Adding more nuts and seeds into your diet, like walnuts, flax seeds, and pecans, can help promote gut health in a number of ways. Studies show that diets rich in nuts and seeds may help encourage the growth of beneficial bacteria in your gut.

Plus, regularly eating fiber-rich nuts and seeds may help reduce your risk of certain digestive diseases like colon cancer.


Whole grains are a good source of soluble fiber. Oats contain a type of soluble fiber called beta glucan, which is fermented by bacteria in the large intestine. The fermentation process produces beneficial SCFAs, which promote digestive health and encourage a balanced gut. 

Studies show that consuming oats may help stimulate SCFA production and promote the growth of beneficial bacteria like Bifidobacterium and Lactobacillus species in healthy people and in people with digestive conditions like celiac disease.

What Are The Symptoms of An Unhealthy Gut?

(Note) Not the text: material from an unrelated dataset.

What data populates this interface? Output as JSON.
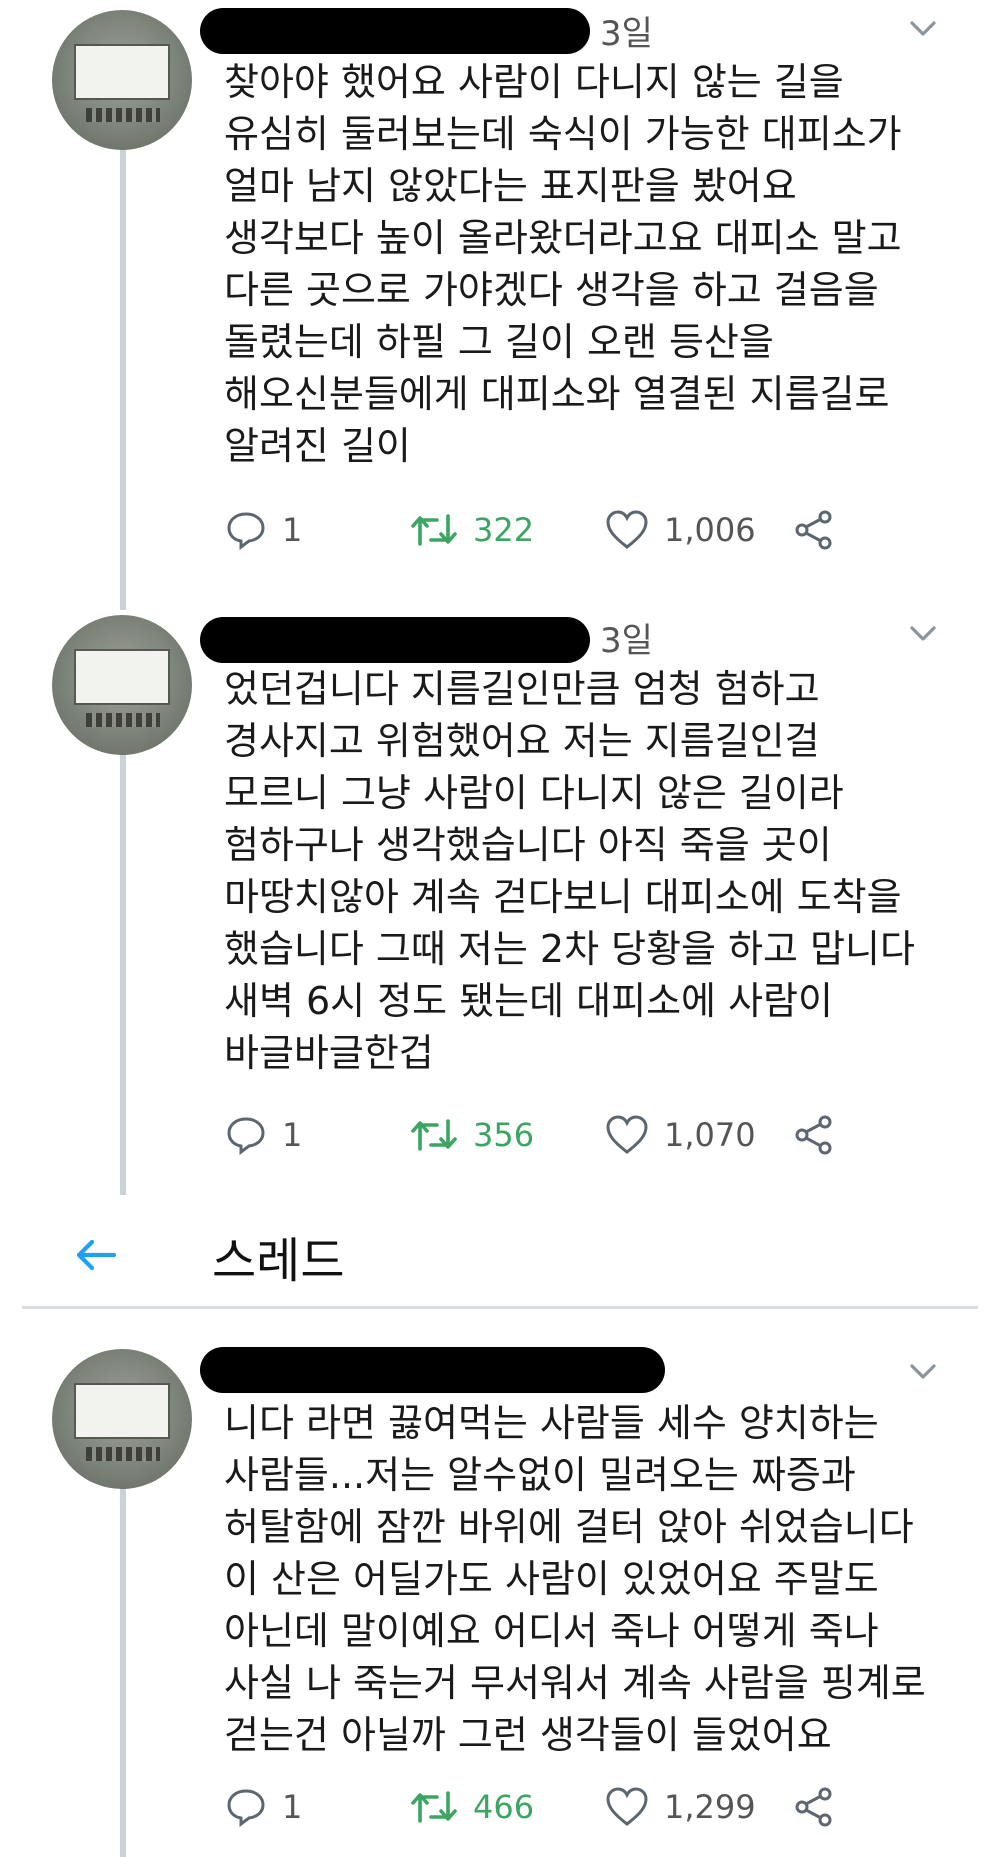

If you have an unhealthy gut, you might experience a variety of symptoms, such as:

  • Bloating
  • Gas
  • Diarrhea and constipation
  • Abdominal pain
  • Nausea and vomiting 
  • Feeling overly full after eating 

In addition to digestive symptoms, if you have an unhealthy gut, it can affect your entire body and lead to symptoms such as migraines, mood changes, and a compromised immune system.

Additionally, because your digestive system is responsible for the digestion and absorption of nutrients, including vitamins and minerals, people with gut issues often experience nutrient deficiencies, which can cause symptoms such as fatigue and low mood.

Best and Worst Foods for Bloating

How Could An Unhealthy Gut Affect Your Overall Health?

Having an unhealthy gut can impact health in a variety of ways. Your gut microbiota influences your entire body, including your immune system and brain, so prioritizing gut health is essential for keeping yourself healthy and reducing your risk of several diseases.

Poor gut health can increase your risk of digestive conditions like colon cancer, IBS, and IBD. Plus, dysbiosis and gut inflammation has been linked to an increased risk of mental health conditions such as depression and anxiety.

Dysbiosis can impact your immune system’s ability to fight off infections and could negatively impact your metabolism, nutrient absorption, and neurological health.

Although some causes for poor gut health are out of your control, you can work on improving your gut health by making changes to your diet and lifestyle, such as increasing your intake of fruits and vegetables and cutting back on added sugar. 

When To Contact a Healthcare Provider

Most people experience occasional digestive symptoms such as gas and bloating, but if you’re experiencing consistent symptoms, it’s important to make an appointment with a healthcare provider. 

Symptoms like constipation, abdominal pain, and bloating can be a sign of serious health conditions, such as colon cancer and uterine cancer, which is why persistent digestive symptoms should never be ignored. 

Your healthcare provider can perform testing to rule out underlying health conditions and recommend treatments such as dietary modification, supplements like probiotics, or medications if appropriate. 

A Quick Review

Your gut health impacts your entire body, from your brain to your immune system. Fortunately, there are many ways to support gut health, such as following a nutritious, fiber-rich diet and maintaining a healthy body weight.

If you think you may have compromised gut health or are experiencing digestive symptoms like persistent gas and constipation, make an appointment with a trusted healthcare provider. They can rule out underlying health issues and recommend ways to improve your gut health, such as transitioning to a more nutritious diet and cutting back on your alcohol intake.